High-profile critics of Kagame are subjected to Rwanda’s sham courts, which are virtually powerless and part of the façade. International justice organisations, such as the Clooney Foundation, recently reported on the trial of the ex-Hotel Rwanda manager Paul Rusesabagina, who had been living in exile in the United States. Rusesabagina, on whose life the Hollywood blockbuster Hotel Rwanda was based, was kidnapped in Dubai two years ago, brought to Kigali against his will, and now languishes in a prison with little hope of release, his popularity a threat to Kagame.

 "Hotel Rwanda" hero Paul Rusesabagina in his pink inmate's uniform - SIMON WOHLFAHRT/AFP via Getty Images
"Hotel Rwanda" hero Paul Rusesabagina in his pink inmate's uniform - SIMON WOHLFAHRT/AFP via Getty Images

Rusesabagina’s daughter, Carina Kanimba, speaks to him every weekend for five minutes. At the Oslo Freedom Forum last month, she told me, “My father’s lip hangs limp. His arm is in pain, and hanging at an unnatural angle, indicating a loss of control.” Kanimba, whom Rusesabagina rescued from a refugee camp during the genocide and adopted, says Rwanda has denied her father access to an independent doctor, and that a Rwandan doctor has diagnosed her father’s ailments as “psychological”.
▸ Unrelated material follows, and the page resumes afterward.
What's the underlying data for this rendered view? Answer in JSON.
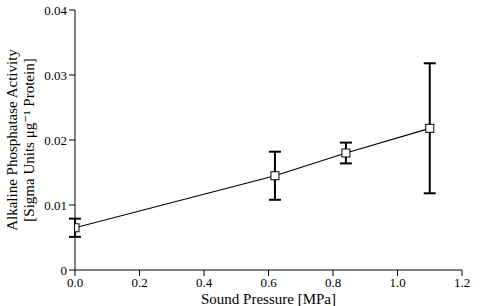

The Rwandan government regularly issues blanket denials to human rights reports documenting its abuses. The government says it is a democracy, and that its society is free.

But Rwanda’s human rights crimes are being whitewashed by international sports and political events. This year Kigali hosted the Basketball Africa League, and this week Kagame will receive the leaders of Commonwealth nations, including Prince Charles and Boris Johnson. Kagame will use the Commonwealth gathering to further burnish his image. Foreign leaders will be presented with Kigali’s facade, with little reason to look at the dictatorship behind it.

The Prince and the Duchess of Cornwall arrived in Kigali on Tuesday evening ahead of the Commonwealth Heads of Government Meeting, his first since being chosen in 2018 as its next head. - Chris Jackson/Getty Images
The Prince and the Duchess of Cornwall arrived in Kigali on Tuesday evening ahead of the Commonwealth Heads of Government Meeting, his first since being chosen in 2018 as its next head. - Chris Jackson/Getty Images

While living in Kigali, I once happened to be on the terrace of a building, and noticed a hole in the walls. I went up to look. To my surprise, I saw the president’s office. From the street, one could only see high walls and gates.

It was within that presidential compound that decisions were made about who would go to prison and who would be free, who would die and who would live. So I was surprised to see this office from above so clearly.

I could see the buildings neatly laid out and manicured lawns. A voice came from behind: “What are you looking at?” It was a security guard. He told me, in a gentle voice, I wasn’t allowed to look through that hole. The guard asked why I was looking at the president’s office. His calmness unnerved me. I told him that I looked for no particular reason; and immediately I felt guilty. I wondered if I should keep looking or turn away. The act of looking had been turned into something insidious. I wondered about the things I had seen and written about – many of which the government would not have wished to be known. I wondered if I had been observed all along. Often, I felt safe only in the confines of my office.

When my journalism students were attacked, I was forced to look behind Kagame’s facade, to understand why it was so dangerous to speak up against his powerful government, financed and trained in security matters by Western countries including the US, Israel and the UK. I discovered a sophisticated, controlling dictatorship, and power so concentrated in Kagame that to challenge him – even peacefully – is to risk exile, imprisonment and even death. The world might be marvelling at Rwanda right now. The UK might tout the country as a humane solution to its refugee crisis. But don’t be deceived – for all its beauty Rwanda is, in reality, a prison like any other.